Pierre Henry, l'ingénieux du son

dominique simonet Publié le - Mis à jour le

Musique / Festivals envoyé spécial à paris

Dans l'enceinte de la Maison de Radio France, Paris XVIe, une salle splendide, dessinée façon années cinquante, répond au nom évocateur d'Olivier Messiaen. Y avait-il lieu plus approprié pour fêter les 80 ans du compositeur et interprète Pierre Henry (voir LLB du 26 novembre) ? Né le 9 décembre 1927 à Paris, ne s'étant pourtant jamais reposé sur les lauriers de sa "Messe pour le temps présent", le musicien déborde d'activité. On n'en veut pour preuve que le programme de ce concert exceptionnel : à côté d'une oeuvre de l'année 2000, "Phrases de quatuor", deux ont été réalisées cette année, "Utopia" et Trajectoire", cette dernière étant tout bonnement créée, on comprendra pourquoi.

Concert ? Création ? Dans le cadre de la musique acousmatique ou électroacoustique, ces mots prennent un sens particulier : à chaque fois, l'oeuvre a été générée préalablement, Pierre Henry puisant allégrement dans une bibliothèque de sons comptant quelque cinquante mille références.

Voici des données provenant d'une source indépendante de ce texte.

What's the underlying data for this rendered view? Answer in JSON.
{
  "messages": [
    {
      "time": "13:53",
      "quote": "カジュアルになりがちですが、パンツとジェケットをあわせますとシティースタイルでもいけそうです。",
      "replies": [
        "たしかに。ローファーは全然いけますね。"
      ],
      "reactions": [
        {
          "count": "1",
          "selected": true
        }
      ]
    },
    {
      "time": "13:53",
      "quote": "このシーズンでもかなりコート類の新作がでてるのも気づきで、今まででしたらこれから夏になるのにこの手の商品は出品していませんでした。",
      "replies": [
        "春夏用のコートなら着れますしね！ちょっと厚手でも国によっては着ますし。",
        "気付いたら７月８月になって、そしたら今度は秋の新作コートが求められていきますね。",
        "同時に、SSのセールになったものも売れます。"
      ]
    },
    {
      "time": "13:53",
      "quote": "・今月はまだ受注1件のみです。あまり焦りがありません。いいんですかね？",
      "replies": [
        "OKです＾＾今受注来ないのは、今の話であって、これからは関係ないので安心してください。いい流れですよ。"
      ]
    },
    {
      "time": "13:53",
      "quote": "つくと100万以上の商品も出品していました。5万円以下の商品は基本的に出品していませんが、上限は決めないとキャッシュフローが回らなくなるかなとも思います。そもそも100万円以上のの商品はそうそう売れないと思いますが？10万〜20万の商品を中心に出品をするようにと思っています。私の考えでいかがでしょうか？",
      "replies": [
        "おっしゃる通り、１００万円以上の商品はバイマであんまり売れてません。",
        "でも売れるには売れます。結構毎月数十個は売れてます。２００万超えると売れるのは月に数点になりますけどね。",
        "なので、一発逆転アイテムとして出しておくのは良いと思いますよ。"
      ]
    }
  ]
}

Sur la scène, plus de cent haut-parleurs constituent l'orchestre, ou acousmonium, destiné à la spatialisation des sons. Etienne Bultingaire, ingénieur du son et musicien, suit Pierre Henry depuis dix-sept ans : "Chaque haut-parleur a une couleur sonore. Lors de l'exécution de l'oeuvre sur scène, un son unique peut traverser plusieurs haut-parleurs différents, rendant la musique lisible par plans, arrière-plans, etc. L'attaque peut se trouver ici, le corps du son et sa réverbération ailleurs." C'est tout l'intérêt de cette mise en scène, par rapport à l'oeuvre sur disque.

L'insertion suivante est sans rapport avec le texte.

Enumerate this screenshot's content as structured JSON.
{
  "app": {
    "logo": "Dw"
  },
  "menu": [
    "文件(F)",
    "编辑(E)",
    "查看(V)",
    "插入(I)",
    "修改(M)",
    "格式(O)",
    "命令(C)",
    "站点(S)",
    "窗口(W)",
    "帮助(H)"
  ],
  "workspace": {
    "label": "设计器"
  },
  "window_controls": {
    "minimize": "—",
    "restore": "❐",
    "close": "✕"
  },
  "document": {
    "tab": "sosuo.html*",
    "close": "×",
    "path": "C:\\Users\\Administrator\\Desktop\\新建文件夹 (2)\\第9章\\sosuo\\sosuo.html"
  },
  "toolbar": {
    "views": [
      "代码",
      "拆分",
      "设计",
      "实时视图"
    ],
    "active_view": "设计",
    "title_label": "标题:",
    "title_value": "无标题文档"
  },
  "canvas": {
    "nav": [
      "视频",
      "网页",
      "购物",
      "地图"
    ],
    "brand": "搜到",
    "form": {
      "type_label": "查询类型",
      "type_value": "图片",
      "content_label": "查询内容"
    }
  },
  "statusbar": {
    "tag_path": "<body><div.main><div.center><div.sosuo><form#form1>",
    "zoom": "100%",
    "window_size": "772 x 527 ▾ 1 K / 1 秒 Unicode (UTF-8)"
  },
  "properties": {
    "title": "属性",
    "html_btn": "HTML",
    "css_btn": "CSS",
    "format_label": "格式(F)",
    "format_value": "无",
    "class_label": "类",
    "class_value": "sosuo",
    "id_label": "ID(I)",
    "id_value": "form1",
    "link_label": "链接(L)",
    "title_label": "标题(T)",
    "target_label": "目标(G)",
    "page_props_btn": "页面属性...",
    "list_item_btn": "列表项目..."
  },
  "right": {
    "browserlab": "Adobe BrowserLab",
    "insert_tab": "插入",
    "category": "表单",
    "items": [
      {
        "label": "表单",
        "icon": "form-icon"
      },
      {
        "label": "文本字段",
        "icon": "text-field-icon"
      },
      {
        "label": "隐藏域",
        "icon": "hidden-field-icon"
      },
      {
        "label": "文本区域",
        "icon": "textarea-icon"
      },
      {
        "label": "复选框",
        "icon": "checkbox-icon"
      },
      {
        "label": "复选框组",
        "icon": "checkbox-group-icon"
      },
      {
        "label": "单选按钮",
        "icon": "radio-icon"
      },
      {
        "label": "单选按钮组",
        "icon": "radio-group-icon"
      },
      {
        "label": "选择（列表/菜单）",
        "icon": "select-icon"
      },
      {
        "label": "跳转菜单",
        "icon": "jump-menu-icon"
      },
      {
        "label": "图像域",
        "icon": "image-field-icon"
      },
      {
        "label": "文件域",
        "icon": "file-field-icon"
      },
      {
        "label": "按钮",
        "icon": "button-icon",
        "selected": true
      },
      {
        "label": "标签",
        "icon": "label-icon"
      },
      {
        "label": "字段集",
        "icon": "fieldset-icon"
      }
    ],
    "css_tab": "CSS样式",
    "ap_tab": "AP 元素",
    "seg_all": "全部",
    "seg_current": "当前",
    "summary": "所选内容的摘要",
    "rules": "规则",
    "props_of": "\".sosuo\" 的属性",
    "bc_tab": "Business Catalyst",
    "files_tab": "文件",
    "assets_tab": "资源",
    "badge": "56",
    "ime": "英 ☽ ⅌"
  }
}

Les trois compositions présentées dimanche soir sont très différentes. La première, "Phrases de quatuor", se réfère à Franz Schubert, avec lequel Pierre Henry se plaît à dire qu'il a en commun les lunettes cerclées de métal, et John Lennon dans tout ça ? C'est non seulement un quatuor inachevé, mais surtout le magnifique Quintette en ut majeur, opus 163, qui servent de trame à ce paysage sonore tour à tour méditatif et tourmenté. Une grosse cylindrée passe, qui n'est pas le seul trait d'humour allégeant la perception, car il y a quelque chose de poignant, sinon de bouleversant dans ce chaos organisé.

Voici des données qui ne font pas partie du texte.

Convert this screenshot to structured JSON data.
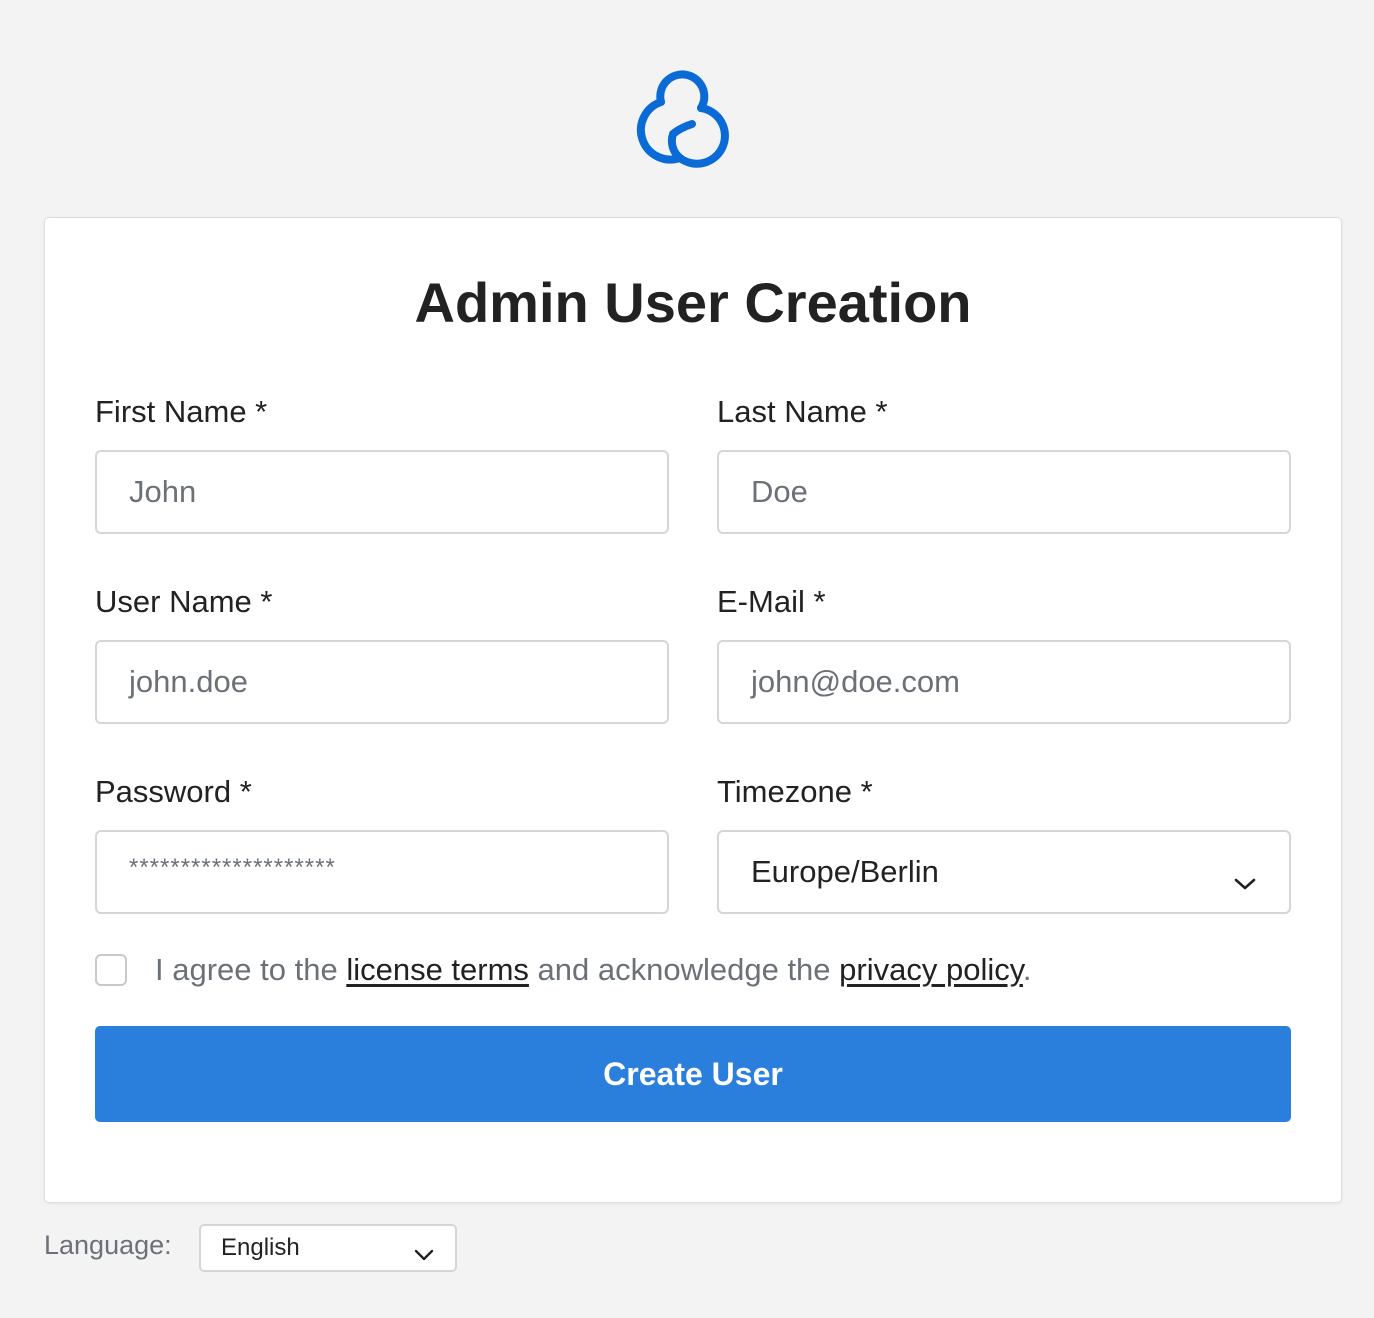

Installé au milieu du public, Pierre Henry tombe la veste rouge. On entre dans le vif du sujet avec cette "Trajectoire", première étape d'une autobiographie musicale en quatre chapitres. Quelques rais de lumière de formes géométriques cohabitent, dans l'espace scénique, avec des sons à l'origine concrètement diffuse, immaté-réelle. Pierre Henry joue du suspense, du son de derrière la porte. La porte, les gonds, la clé, la serrure, les pas, toute cette cinématique sonne comme du Lelouch, pour quelle destinée ? Audiblement, seule la "Trajectoire" compte.

Éclairage sonore

Entracte. Tel un Neptune sortant de l'onde... sonore, Pierre Henry quitte sa table de mixage numérique pour s'asseoir au bord de la scène. "Si vous restez dans des nuances dynamiques comme ça, tout passe", lui dit Etienne Bultingaire. Pourquoi s'installer ainsi dans le public ? "Il faut être à l'endroit qu'éclairent les haut-parleurs, explique l'ingénieur du son. L'objet artistique existe; avec sa lampe de poche, le sculpteur-interprète fait découvrir au public certaines parties de l'oeuvre. Pour ce faire, il faut que Pierre Henry "voie" la même chose que le public."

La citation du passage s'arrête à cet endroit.